Plasma cleaning is a micro - or even nano level treatment that can modify the surface of materials without changing their original properties. The plasma treatment process is green, energy-saving, and environmentally friendly because plasma cleaning does not require any organic solvents or water, only a small amount of process gas required for cleaning, so there will be no environmental pollution problems. Plasma cleaning can react with pollutants in a short period of time and has high selectivity to meet the surface treatment requirements of the vast majority of materials, without damaging other parts. At present, the plasma cleaning technologies mainly used in industry are divided into two categories: vacuum low-pressure plasma cleaning technology and atmospheric pressure plasma arc discharge cleaning technology.

The plasma generation principle of vacuum low-pressure plasma cleaning technology is completely different from that of atmospheric pressure plasma discharge cleaning. According to the principle of plasma generation, vacuum low-pressure plasma cleaning technology can be mainly divided into three categories, namely capacitive coupling (CCP), inductive coupling (ICP), and spiral wave plasma (HWP). The discharge structures of CCP and ICP are shown in the following figures.

Figure 1.1 (a) Capacitive coupled plasma source, (b) Inductive coupled plasma source

The capacitive coupled plasma source is shown in Figure 1.1 (a), and the discharge device is equivalent to a flat capacitor. After being energized, an electric field is generated between the two plates, and plasma is generated between the two plates. One electrode is connected to the matching network of the RF power supply, while the other electrode is grounded. The main function of the two plates that make up a capacitor is to store charge. When it is in the positive half cycle of RF AC power, it is equivalent to the power source recharging the capacitor. When it is in the negative half cycle, the capacitor itself acts as a power source to discharge. This cycle of continuous charging and discharging is equivalent to a constant current flowing through the capacitor. In CCPs with the same electrode size specifications, electrons in the plasma flow directly from the ground electrode to the output electrode, and the current flowing to the sidewall is very small. Therefore, the thickness of the plasma sheath and the sheath voltage drop are symmetrical, and the current density flowing through the sheath is the same, without forming bias on any electrode. For CCP discharges with different electrode size specifications, the electrode area used as the output electrode is usually smaller than that used as the ground electrode.
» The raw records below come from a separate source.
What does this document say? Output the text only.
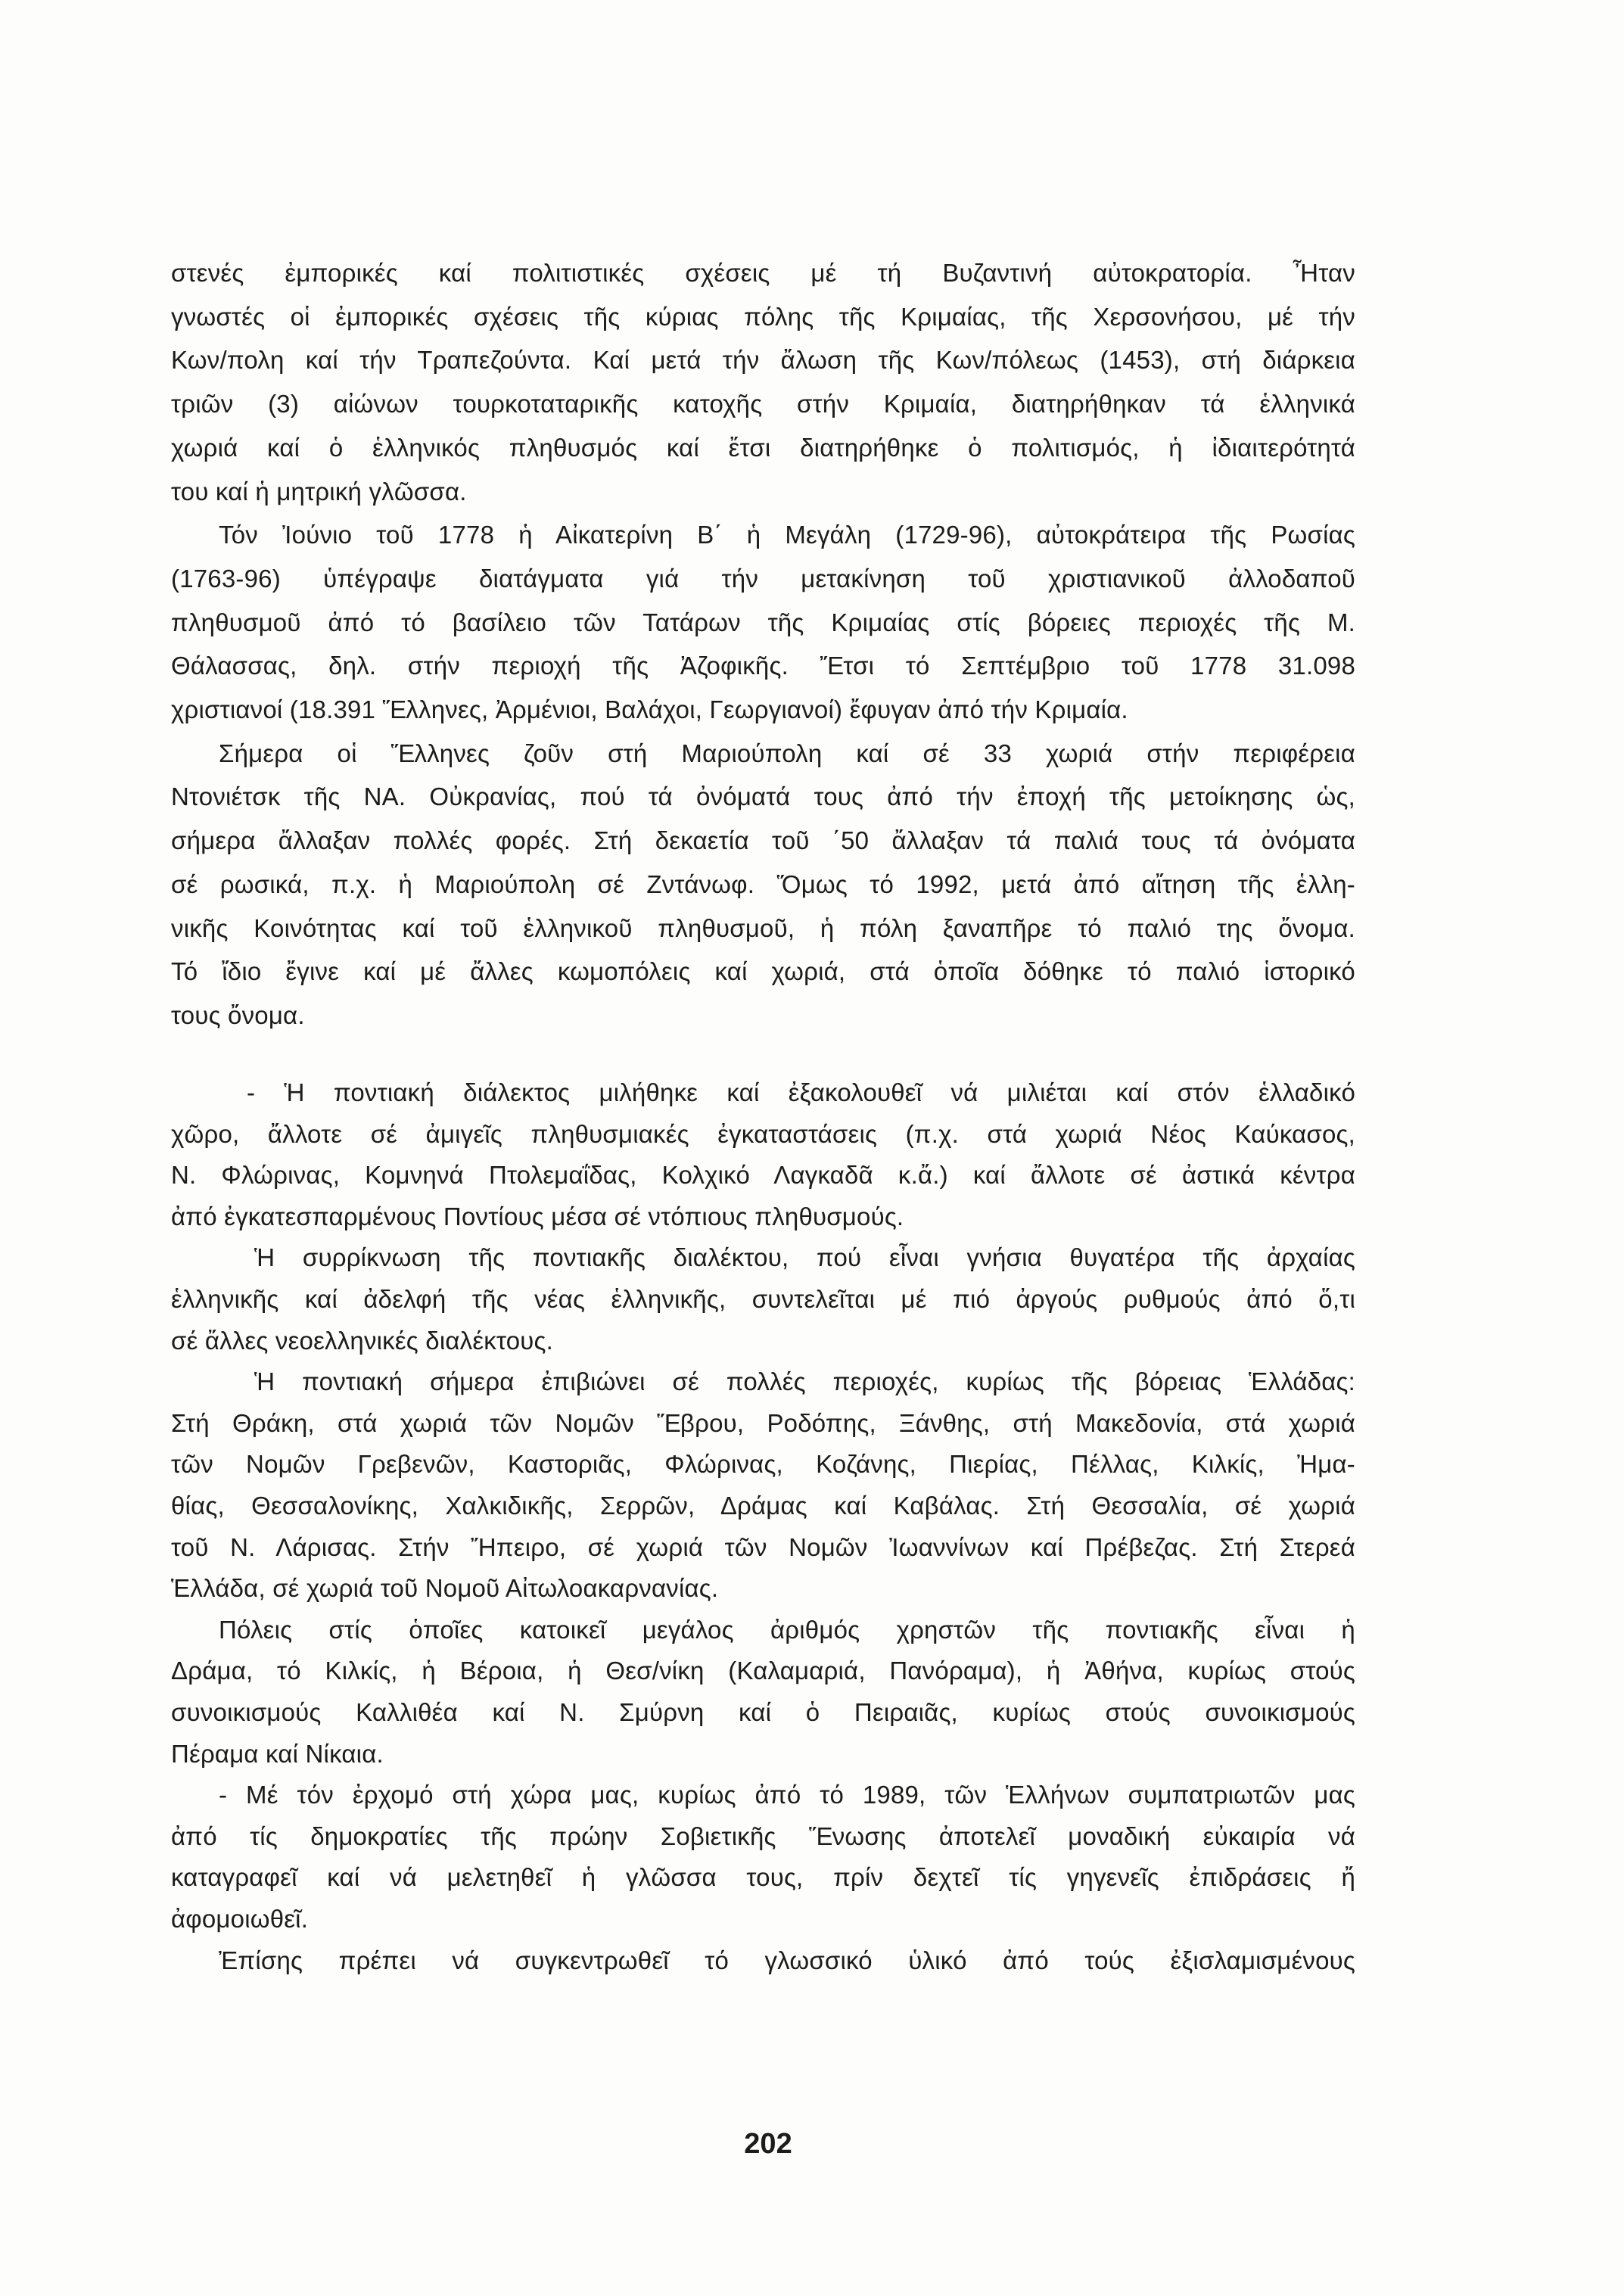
στενές ἐμπορικές καί πολιτιστικές σχέσεις μέ τή Βυζαντινή αὐτοκρατορία. Ἦταν
γνωστές οἱ ἐμπορικές σχέσεις τῆς κύριας πόλης τῆς Κριμαίας, τῆς Χερσονήσου, μέ τήν
Κων/πολη καί τήν Τραπεζούντα. Καί μετά τήν ἄλωση τῆς Κων/πόλεως (1453), στή διάρκεια
τριῶν (3) αἰώνων τουρκοταταρικῆς κατοχῆς στήν Κριμαία, διατηρήθηκαν τά ἑλληνικά
χωριά καί ὁ ἑλληνικός πληθυσμός καί ἔτσι διατηρήθηκε ὁ πολιτισμός, ἡ ἰδιαιτερότητά
του καί ἡ μητρική γλῶσσα.
Τόν Ἰούνιο τοῦ 1778 ἡ Αἰκατερίνη Β΄ ἡ Μεγάλη (1729-96), αὐτοκράτειρα τῆς Ρωσίας
(1763-96) ὑπέγραψε διατάγματα γιά τήν μετακίνηση τοῦ χριστιανικοῦ ἀλλοδαποῦ
πληθυσμοῦ ἀπό τό βασίλειο τῶν Τατάρων τῆς Κριμαίας στίς βόρειες περιοχές τῆς Μ.
Θάλασσας, δηλ. στήν περιοχή τῆς Ἀζοφικῆς. Ἔτσι τό Σεπτέμβριο τοῦ 1778 31.098
χριστιανοί (18.391 Ἕλληνες, Ἀρμένιοι, Βαλάχοι, Γεωργιανοί) ἔφυγαν ἀπό τήν Κριμαία.
Σήμερα οἱ Ἕλληνες ζοῦν στή Μαριούπολη καί σέ 33 χωριά στήν περιφέρεια
Ντονιέτσκ τῆς ΝΑ. Οὐκρανίας, πού τά ὀνόματά τους ἀπό τήν ἐποχή τῆς μετοίκησης ὡς,
σήμερα ἄλλαξαν πολλές φορές. Στή δεκαετία τοῦ ΄50 ἄλλαξαν τά παλιά τους τά ὀνόματα
σέ ρωσικά, π.χ. ἡ Μαριούπολη σέ Ζντάνωφ. Ὅμως τό 1992, μετά ἀπό αἴτηση τῆς ἑλλη-
νικῆς Κοινότητας καί τοῦ ἑλληνικοῦ πληθυσμοῦ, ἡ πόλη ξαναπῆρε τό παλιό της ὄνομα.
Τό ἴδιο ἔγινε καί μέ ἄλλες κωμοπόλεις καί χωριά, στά ὁποῖα δόθηκε τό παλιό ἱστορικό
τους ὄνομα.
- Ἡ ποντιακή διάλεκτος μιλήθηκε καί ἐξακολουθεῖ νά μιλιέται καί στόν ἑλλαδικό
χῶρο, ἄλλοτε σέ ἀμιγεῖς πληθυσμιακές ἐγκαταστάσεις (π.χ. στά χωριά Νέος Καύκασος,
Ν. Φλώρινας, Κομνηνά Πτολεμαΐδας, Κολχικό Λαγκαδᾶ κ.ἄ.) καί ἄλλοτε σέ ἀστικά κέντρα
ἀπό ἐγκατεσπαρμένους Ποντίους μέσα σέ ντόπιους πληθυσμούς.
Ἡ συρρίκνωση τῆς ποντιακῆς διαλέκτου, πού εἶναι γνήσια θυγατέρα τῆς ἀρχαίας
ἑλληνικῆς καί ἀδελφή τῆς νέας ἑλληνικῆς, συντελεῖται μέ πιό ἀργούς ρυθμούς ἀπό ὅ,τι
σέ ἄλλες νεοελληνικές διαλέκτους.
Ἡ ποντιακή σήμερα ἐπιβιώνει σέ πολλές περιοχές, κυρίως τῆς βόρειας Ἑλλάδας:
Στή Θράκη, στά χωριά τῶν Νομῶν Ἕβρου, Ροδόπης, Ξάνθης, στή Μακεδονία, στά χωριά
τῶν Νομῶν Γρεβενῶν, Καστοριᾶς, Φλώρινας, Κοζάνης, Πιερίας, Πέλλας, Κιλκίς, Ἠμα-
θίας, Θεσσαλονίκης, Χαλκιδικῆς, Σερρῶν, Δράμας καί Καβάλας. Στή Θεσσαλία, σέ χωριά
τοῦ Ν. Λάρισας. Στήν Ἤπειρο, σέ χωριά τῶν Νομῶν Ἰωαννίνων καί Πρέβεζας. Στή Στερεά
Ἑλλάδα, σέ χωριά τοῦ Νομοῦ Αἰτωλοακαρνανίας.
Πόλεις στίς ὁποῖες κατοικεῖ μεγάλος ἀριθμός χρηστῶν τῆς ποντιακῆς εἶναι ἡ
Δράμα, τό Κιλκίς, ἡ Βέροια, ἡ Θεσ/νίκη (Καλαμαριά, Πανόραμα), ἡ Ἀθήνα, κυρίως στούς
συνοικισμούς Καλλιθέα καί Ν. Σμύρνη καί ὁ Πειραιᾶς, κυρίως στούς συνοικισμούς
Πέραμα καί Νίκαια.
- Μέ τόν ἐρχομό στή χώρα μας, κυρίως ἀπό τό 1989, τῶν Ἑλλήνων συμπατριωτῶν μας
ἀπό τίς δημοκρατίες τῆς πρώην Σοβιετικῆς Ἕνωσης ἀποτελεῖ μοναδική εὐκαιρία νά
καταγραφεῖ καί νά μελετηθεῖ ἡ γλῶσσα τους, πρίν δεχτεῖ τίς γηγενεῖς ἐπιδράσεις ἤ
ἀφομοιωθεῖ.
Ἐπίσης πρέπει νά συγκεντρωθεῖ τό γλωσσικό ὑλικό ἀπό τούς ἐξισλαμισμένους
202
In order to maintain total current conservation, the current density flowing through the output electrode is higher. As a result, the charge density on the surface of the output electrode is higher than that of the ground electrode, and a negative DC bias is formed, that is, the average sheath voltage drop of the output electrode is greater than that of the ground electrode. This DC self bias helps to enhance the energy of ions, thereby regulating the cleaning process.

The inductively coupled plasma source is shown in Figure 1.1 (b), and the ICP body is a cylindrical antenna connected to an RF matching network. Typically, a medium such as a quartz tube is used to isolate the RF antenna from the plasma. The cylindrical antenna has a small structure and is relatively flexible to use. There are no special requirements for the shape of the chamber, and ICP discharge can be achieved by adding a quartz tube to the vacuum window. The ICP discharge mode is divided into E mode and H mode, usually experiencing E mode and H mode respectively as the power gradually increases. As the mode changes, the plasma density also gradually increases. ICP discharge solves the problem that ion flux and ion energy cannot be independently changed under CCP discharge, and ICP is more widely used in material surface treatment processes. The antenna of the spiral wave discharge plasma source is a spiral antenna, similar to the ICP antenna, with a small structure and relatively flexible use, but requires an external magnetic field to induce the discharge mode to transform into a spiral wave mode. As the power increases, the spiral wave discharge will undergo E-mode, H-mode, and W-mode (spiral wave mode) in sequence. In W-mode, the plasma density will increase by an order of magnitude relative to H-mode. Therefore, the spiral wave plasma cleaning method is more efficient than ICP cleaning. In addition, the movement speed of electrons in spiral wave plasma is much faster than that of ions, which is beneficial for electrons to reach the material surface in advance, making it negatively charged and providing a good environment for the subsequent activation reaction.